The recent events in the Arab world and Iran have led many in the West to urge President Barack Obama to take a stronger stance against human right abuses in Iran. The Obama administration should resist this temptation, as doing so would only serve to weaken Iran's domestic opposition. As the popular uprisings in the Middle East have demonstrated, revolutions are most successful when they are organic.
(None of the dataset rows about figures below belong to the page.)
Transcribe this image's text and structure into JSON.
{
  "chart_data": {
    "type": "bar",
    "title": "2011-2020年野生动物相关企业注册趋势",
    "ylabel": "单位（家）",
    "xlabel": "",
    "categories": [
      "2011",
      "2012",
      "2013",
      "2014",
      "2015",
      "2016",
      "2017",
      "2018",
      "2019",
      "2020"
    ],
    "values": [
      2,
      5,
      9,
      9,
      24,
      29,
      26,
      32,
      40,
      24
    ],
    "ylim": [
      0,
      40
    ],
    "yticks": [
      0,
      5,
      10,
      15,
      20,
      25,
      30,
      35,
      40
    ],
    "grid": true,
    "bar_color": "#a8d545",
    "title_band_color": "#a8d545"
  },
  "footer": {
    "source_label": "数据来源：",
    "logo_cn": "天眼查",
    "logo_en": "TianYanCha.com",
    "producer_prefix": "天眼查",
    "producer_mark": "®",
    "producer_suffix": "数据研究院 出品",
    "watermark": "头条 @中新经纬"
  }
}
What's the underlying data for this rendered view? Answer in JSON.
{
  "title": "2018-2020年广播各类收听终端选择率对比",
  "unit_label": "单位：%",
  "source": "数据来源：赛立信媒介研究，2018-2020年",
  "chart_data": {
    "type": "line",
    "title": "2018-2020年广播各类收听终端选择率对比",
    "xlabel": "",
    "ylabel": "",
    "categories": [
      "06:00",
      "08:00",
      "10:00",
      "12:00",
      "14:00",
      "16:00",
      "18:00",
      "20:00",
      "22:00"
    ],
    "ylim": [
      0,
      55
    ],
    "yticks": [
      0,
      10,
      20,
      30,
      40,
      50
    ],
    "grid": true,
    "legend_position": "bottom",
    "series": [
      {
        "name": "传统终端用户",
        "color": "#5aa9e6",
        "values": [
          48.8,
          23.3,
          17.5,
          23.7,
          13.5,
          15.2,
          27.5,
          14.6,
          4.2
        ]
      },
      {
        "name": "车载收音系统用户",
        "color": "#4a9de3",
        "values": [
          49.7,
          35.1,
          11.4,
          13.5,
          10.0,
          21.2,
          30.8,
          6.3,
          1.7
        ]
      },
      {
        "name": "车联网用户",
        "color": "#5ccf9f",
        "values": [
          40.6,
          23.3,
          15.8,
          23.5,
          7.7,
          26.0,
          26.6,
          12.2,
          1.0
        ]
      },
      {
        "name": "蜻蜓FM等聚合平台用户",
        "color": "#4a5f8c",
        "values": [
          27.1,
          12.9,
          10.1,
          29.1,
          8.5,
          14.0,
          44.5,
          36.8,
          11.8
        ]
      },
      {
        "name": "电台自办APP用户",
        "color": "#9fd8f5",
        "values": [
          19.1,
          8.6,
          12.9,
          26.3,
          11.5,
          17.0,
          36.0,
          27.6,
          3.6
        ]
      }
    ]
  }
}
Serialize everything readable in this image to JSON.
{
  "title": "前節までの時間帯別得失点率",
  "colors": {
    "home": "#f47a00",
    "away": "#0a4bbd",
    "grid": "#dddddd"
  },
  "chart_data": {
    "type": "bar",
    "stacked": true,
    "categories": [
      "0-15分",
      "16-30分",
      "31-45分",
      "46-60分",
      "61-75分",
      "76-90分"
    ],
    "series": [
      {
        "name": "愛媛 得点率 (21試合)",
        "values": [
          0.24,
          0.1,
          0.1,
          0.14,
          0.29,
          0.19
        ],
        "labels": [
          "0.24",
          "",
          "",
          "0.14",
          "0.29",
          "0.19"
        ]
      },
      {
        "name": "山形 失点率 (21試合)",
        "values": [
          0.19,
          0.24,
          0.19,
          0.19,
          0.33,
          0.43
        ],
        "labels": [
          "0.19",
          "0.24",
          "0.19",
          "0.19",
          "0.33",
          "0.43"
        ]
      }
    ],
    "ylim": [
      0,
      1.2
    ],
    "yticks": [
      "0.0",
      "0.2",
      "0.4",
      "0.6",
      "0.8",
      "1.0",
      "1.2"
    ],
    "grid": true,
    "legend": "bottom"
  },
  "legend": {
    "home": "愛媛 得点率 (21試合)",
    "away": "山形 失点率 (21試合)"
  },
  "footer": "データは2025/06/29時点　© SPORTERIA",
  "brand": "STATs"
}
The voices calling on the Obama administration to give greater attention to human rights abuses in Iran have been forceful and diverse. A Washington Post editorial from last month, for instance, told the administration to "bet on a renewed popular uprising in Iran" and advocated increasing U.S. aid to Iranian dissent groups. Then, after the European Union placed sanctions on 32 Iranian officials for human rights abuses, a bipartisan group of U.S. senators sent a letter to Secretary of State Hillary Clinton urging her to "designate President [Mahmoud] Ahmadinejad as an Iranian human rights abuser" and to enact sanctions against other Iranian officials. More proactively, two prominent think tanks have formed a joint task force to generate recommendations for how the United States can place democracy and human rights at the forefront of its Iran policy.
These arguments, however well-intentioned, are misguided. The Iranian government's violent repression of dissidents certainly stands in direct contrast to democratic values as well as to the professed values of the Islamic Republic itself. But putting overt pressure on the Iranian government for its human rights abuses risks alienating the domestic opposition from the Iranian population and would almost certainly unify an increasingly fractured Iranian leadership.